The major issue with MRI is the RF field. MRI requires a very powerful RF pulse. A typical MRI power amplifier will take up 6U of rack space, and about 5 gallons per minute of cooling water and need a 3phase 480V power supply, while providing a peak RF power output of 35-70 kW.
A modern pacemaker will typically sense the ECG as well as stimulating. It will include a watchdog timer, and if a beat is not detected before the timer expires, it will trigger a stimulation pulse. One risk with the MRI environment is that the capability of the pacemaker to sense the 1 mV ECG signal may be degraded by the pulsed transmission from the 70 kW RF transmitter 6 inches away.
There are other issues with conventional pacemakers. Being implanted near the shoulder, the pacemaker connects to the heart muscle via leads approx 8-12 inches long. These typically form an arc in shape due to the anatomy. It just so happens that this wire loop forms quite a nice 1/4 wave loop antenna tuned to the scanner's RF frequency; it can absorb the RF energy and channel RF into the tissues around the pacemaker "box" and at the electrode tips. In minor cases, the RF pulses can act as pacemaker pulses on the cardiac muscle. Fine at 1 Hz scan rate. Not so good at 5 Hz scan rate. In extreme cases, the voltage build up across the pacemaker leads can cause RF burns to the cardiac muscle or damage the pacemaker circuitry. (There are MRI compatible pacemakers around which use various tricks - upgrading from normal coax cables to coax with heavy copper screens so rigid that they actually have to be articulated in order to bend + a liberal helping of ferrite beads; or dividing the leads up into 1" segments interconnected by small ferrite transformers)

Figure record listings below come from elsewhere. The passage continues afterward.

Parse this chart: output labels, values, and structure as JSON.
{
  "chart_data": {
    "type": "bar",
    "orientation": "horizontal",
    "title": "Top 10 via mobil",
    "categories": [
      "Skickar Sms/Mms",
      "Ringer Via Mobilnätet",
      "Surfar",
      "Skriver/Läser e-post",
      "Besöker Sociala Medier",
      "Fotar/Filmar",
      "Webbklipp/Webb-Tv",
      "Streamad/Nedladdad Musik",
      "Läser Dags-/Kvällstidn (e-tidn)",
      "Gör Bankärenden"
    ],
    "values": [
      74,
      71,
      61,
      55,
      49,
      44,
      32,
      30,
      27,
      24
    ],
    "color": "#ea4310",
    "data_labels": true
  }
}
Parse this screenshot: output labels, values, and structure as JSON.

The nanostim device doesn't have any exposed leads, so it is likely to be much less susceptible to RF problems. Due to size and location, it's also likely that it doesn't feature a conventional magnet mode, relying instead completely on NFC for control and communication. It also has the option of being completely removable. Conventional pacemakers often aren't, as the leads are generally not retrievable from where they screw into the heart muscle. Because it is RF pick-up in the leads that is the No 1 hazard with MRI, simply removing the pacemaker device, but leaving the leads isn't a safe option (it may actually make it worse, as the pacemaker itself often contains clamping and termination circuits to protect itself from EMI, and this serves to absorb some of the RF pick-up from the leads).

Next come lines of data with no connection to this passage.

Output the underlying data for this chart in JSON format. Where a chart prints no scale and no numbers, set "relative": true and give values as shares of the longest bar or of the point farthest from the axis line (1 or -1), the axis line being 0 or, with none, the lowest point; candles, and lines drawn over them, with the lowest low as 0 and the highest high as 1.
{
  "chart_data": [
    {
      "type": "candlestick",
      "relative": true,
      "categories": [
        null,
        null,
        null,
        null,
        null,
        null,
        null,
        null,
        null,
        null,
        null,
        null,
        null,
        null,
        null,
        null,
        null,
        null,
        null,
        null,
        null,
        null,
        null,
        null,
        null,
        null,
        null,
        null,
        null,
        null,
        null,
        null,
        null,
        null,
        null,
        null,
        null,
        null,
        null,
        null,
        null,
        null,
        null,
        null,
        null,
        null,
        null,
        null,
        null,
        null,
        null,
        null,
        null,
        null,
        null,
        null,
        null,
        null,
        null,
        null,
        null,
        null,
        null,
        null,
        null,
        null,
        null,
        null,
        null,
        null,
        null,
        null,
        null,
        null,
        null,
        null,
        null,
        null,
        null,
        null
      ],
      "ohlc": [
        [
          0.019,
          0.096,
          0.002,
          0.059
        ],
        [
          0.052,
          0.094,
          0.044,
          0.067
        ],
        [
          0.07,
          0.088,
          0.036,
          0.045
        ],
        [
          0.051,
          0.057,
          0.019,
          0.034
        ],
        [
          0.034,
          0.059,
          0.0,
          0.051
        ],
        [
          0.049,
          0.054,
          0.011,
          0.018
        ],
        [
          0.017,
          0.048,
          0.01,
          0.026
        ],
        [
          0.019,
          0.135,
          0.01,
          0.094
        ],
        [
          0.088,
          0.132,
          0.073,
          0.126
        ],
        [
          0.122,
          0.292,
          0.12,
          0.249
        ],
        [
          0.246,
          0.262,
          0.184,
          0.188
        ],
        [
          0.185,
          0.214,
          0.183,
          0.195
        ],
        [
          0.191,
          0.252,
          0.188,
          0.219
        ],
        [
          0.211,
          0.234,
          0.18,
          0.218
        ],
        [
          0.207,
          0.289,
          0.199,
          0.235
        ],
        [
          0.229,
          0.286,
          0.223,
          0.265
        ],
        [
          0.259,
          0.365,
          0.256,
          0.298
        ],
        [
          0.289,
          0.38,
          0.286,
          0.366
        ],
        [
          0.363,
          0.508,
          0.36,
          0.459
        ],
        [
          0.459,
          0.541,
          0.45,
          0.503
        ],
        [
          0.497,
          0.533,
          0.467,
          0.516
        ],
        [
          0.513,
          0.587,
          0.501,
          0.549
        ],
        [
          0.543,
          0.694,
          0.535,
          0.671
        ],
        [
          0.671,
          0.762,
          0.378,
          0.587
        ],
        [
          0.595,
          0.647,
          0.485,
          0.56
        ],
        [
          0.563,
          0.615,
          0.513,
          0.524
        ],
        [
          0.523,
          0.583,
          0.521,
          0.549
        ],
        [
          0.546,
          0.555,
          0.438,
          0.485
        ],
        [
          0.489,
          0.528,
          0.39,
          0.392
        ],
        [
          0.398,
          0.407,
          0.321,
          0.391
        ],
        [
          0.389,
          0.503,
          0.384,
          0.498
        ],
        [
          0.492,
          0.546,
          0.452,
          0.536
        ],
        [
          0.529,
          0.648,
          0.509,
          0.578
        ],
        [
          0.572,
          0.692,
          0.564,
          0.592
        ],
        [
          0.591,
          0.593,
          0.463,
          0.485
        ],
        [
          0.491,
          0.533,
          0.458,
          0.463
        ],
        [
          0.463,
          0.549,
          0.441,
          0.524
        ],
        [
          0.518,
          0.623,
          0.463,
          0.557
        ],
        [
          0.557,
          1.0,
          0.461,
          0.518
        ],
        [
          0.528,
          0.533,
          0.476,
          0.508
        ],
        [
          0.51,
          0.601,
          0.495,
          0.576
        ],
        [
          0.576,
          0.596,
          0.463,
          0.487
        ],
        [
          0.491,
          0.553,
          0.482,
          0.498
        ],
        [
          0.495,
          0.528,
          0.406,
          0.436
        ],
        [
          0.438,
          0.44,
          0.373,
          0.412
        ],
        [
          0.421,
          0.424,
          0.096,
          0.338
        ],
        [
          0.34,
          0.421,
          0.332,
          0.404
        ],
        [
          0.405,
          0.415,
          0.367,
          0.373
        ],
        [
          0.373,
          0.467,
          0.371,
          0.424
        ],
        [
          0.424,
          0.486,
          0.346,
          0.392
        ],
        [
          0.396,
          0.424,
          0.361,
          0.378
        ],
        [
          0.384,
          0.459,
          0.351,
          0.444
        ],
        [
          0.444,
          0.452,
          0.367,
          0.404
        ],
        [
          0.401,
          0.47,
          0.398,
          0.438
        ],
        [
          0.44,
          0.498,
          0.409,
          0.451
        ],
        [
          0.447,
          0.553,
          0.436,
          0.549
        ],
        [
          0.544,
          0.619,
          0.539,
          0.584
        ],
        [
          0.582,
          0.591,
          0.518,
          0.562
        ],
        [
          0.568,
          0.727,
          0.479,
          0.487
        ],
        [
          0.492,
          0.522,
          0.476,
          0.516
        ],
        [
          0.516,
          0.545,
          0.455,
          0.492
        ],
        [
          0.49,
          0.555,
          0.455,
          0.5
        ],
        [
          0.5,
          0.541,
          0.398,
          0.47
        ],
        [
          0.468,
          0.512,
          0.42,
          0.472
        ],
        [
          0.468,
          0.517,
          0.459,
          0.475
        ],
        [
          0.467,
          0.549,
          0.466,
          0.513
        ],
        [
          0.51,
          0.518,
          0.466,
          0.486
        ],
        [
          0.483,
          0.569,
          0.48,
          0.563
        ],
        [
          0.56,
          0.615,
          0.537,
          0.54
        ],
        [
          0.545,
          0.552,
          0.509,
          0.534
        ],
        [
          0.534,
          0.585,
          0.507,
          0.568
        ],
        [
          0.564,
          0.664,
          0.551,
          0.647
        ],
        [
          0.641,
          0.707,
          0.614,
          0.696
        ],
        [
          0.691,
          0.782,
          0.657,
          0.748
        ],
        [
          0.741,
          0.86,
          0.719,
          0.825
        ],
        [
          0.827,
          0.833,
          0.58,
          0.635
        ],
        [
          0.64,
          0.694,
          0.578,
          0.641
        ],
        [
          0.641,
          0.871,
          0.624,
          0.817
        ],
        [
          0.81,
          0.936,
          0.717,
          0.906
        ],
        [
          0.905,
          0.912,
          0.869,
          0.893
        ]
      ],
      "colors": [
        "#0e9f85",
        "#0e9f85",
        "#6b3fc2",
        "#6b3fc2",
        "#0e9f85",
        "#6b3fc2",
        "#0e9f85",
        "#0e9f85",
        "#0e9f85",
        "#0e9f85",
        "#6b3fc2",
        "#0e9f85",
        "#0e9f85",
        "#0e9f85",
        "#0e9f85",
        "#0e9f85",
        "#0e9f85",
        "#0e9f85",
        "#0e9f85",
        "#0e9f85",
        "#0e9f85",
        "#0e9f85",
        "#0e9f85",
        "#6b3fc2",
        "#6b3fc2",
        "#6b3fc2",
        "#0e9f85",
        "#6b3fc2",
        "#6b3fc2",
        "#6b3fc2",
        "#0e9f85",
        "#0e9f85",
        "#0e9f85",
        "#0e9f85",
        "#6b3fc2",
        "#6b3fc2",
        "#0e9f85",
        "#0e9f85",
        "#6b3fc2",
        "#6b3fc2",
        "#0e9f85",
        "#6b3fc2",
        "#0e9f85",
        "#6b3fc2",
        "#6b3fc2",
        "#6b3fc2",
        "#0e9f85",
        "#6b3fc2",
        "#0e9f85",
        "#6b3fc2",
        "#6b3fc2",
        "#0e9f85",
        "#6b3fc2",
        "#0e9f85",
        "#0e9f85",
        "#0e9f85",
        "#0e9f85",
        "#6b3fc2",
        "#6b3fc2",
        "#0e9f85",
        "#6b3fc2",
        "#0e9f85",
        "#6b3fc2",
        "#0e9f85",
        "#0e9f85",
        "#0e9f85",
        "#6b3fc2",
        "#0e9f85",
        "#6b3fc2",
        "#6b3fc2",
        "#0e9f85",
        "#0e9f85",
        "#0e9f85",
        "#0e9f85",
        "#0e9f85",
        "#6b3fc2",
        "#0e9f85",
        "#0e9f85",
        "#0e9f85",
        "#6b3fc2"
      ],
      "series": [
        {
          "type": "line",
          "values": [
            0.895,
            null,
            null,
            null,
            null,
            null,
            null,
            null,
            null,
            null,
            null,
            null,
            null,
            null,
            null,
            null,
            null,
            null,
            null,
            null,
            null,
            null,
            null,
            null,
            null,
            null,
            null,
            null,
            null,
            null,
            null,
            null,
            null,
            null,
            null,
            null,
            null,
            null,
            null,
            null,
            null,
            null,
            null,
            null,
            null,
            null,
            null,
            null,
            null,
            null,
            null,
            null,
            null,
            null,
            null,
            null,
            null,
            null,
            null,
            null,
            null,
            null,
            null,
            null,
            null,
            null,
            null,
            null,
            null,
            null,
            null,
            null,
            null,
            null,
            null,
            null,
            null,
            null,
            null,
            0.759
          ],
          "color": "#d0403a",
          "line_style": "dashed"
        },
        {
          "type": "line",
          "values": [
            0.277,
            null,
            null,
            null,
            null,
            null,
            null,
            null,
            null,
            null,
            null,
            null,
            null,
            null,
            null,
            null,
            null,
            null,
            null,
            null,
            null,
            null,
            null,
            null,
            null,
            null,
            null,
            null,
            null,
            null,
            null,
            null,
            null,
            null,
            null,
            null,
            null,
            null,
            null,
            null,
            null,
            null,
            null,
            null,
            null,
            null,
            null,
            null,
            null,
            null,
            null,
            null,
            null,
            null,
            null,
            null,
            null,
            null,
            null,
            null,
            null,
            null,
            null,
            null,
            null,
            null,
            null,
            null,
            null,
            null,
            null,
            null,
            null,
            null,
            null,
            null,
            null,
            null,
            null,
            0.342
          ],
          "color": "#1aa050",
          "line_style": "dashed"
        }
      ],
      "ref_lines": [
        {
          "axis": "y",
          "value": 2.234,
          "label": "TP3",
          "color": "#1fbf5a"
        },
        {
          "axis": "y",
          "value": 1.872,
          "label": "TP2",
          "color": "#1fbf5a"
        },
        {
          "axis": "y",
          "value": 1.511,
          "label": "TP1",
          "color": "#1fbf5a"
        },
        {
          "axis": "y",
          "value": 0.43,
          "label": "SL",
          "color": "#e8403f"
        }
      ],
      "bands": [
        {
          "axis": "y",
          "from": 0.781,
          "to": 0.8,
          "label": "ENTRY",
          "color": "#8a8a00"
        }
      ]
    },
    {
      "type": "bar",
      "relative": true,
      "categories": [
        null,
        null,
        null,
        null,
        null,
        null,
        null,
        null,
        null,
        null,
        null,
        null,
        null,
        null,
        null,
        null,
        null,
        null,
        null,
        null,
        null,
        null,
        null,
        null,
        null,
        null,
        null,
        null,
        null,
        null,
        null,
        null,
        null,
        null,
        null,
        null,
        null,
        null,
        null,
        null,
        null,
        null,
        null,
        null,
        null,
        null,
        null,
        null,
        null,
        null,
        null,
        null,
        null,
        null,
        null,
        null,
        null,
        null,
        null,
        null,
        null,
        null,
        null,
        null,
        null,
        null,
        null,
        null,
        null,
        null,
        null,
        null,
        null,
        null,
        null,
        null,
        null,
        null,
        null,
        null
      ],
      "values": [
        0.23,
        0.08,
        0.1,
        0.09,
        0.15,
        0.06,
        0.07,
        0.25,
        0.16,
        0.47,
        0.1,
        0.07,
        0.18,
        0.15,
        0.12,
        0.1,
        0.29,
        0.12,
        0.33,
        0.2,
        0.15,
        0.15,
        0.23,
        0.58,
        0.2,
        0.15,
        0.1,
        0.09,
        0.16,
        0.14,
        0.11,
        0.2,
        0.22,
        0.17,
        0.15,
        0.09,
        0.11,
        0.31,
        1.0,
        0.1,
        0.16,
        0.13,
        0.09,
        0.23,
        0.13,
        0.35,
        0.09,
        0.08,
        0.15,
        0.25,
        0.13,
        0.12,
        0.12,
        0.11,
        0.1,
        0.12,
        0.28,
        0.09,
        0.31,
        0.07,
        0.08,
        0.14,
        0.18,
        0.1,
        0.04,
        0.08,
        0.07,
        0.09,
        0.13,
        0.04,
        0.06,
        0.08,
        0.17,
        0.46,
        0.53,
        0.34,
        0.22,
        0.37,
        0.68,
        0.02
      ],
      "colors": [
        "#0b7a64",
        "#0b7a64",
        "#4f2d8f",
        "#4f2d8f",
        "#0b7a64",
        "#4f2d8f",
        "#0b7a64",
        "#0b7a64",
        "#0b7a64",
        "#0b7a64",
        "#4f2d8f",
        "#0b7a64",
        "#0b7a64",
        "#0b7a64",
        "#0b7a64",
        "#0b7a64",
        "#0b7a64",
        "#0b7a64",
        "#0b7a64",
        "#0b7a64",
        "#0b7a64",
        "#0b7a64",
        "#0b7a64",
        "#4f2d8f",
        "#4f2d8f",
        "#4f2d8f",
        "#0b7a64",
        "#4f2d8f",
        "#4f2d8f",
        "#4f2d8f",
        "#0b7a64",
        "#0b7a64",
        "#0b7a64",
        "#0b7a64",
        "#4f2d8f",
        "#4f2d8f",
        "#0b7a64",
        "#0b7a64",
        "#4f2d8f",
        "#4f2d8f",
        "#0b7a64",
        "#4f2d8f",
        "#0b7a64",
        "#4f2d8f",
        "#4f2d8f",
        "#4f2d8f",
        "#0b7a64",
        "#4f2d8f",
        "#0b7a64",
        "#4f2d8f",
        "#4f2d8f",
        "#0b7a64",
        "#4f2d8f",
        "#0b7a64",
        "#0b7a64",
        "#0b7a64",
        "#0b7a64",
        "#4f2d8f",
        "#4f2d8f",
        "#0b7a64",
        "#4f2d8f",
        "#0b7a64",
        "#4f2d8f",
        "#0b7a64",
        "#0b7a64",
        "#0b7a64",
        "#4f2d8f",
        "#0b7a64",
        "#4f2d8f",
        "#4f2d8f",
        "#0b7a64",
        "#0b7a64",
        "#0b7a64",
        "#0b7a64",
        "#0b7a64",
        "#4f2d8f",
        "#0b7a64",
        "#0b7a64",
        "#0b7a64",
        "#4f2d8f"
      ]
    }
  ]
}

So this looks like a very interesting device. However, by the looks of things it can only offer single "lead" functions (i.e. sense the presence or absence of a beat, and stimulate when a timer expires). This type of pacing is "asynchronous" as it is not synchornized with the top of the heart. In normal cardiac operation, the top (atria) of the heart beat first, pumping blood at low pressure to the bottom (ventricles) of the heart, where the pressure is boosted. In asynchronous pacing, cardiac function is reduced as the top and bottom stages of the heart are desynchronised. The preference with conventional pacemakers is synchronised pacing, where an atrial electrode senses the atrial ECG, and when a beat is detected, it triggers a ventricle stimulation after a physiological delay.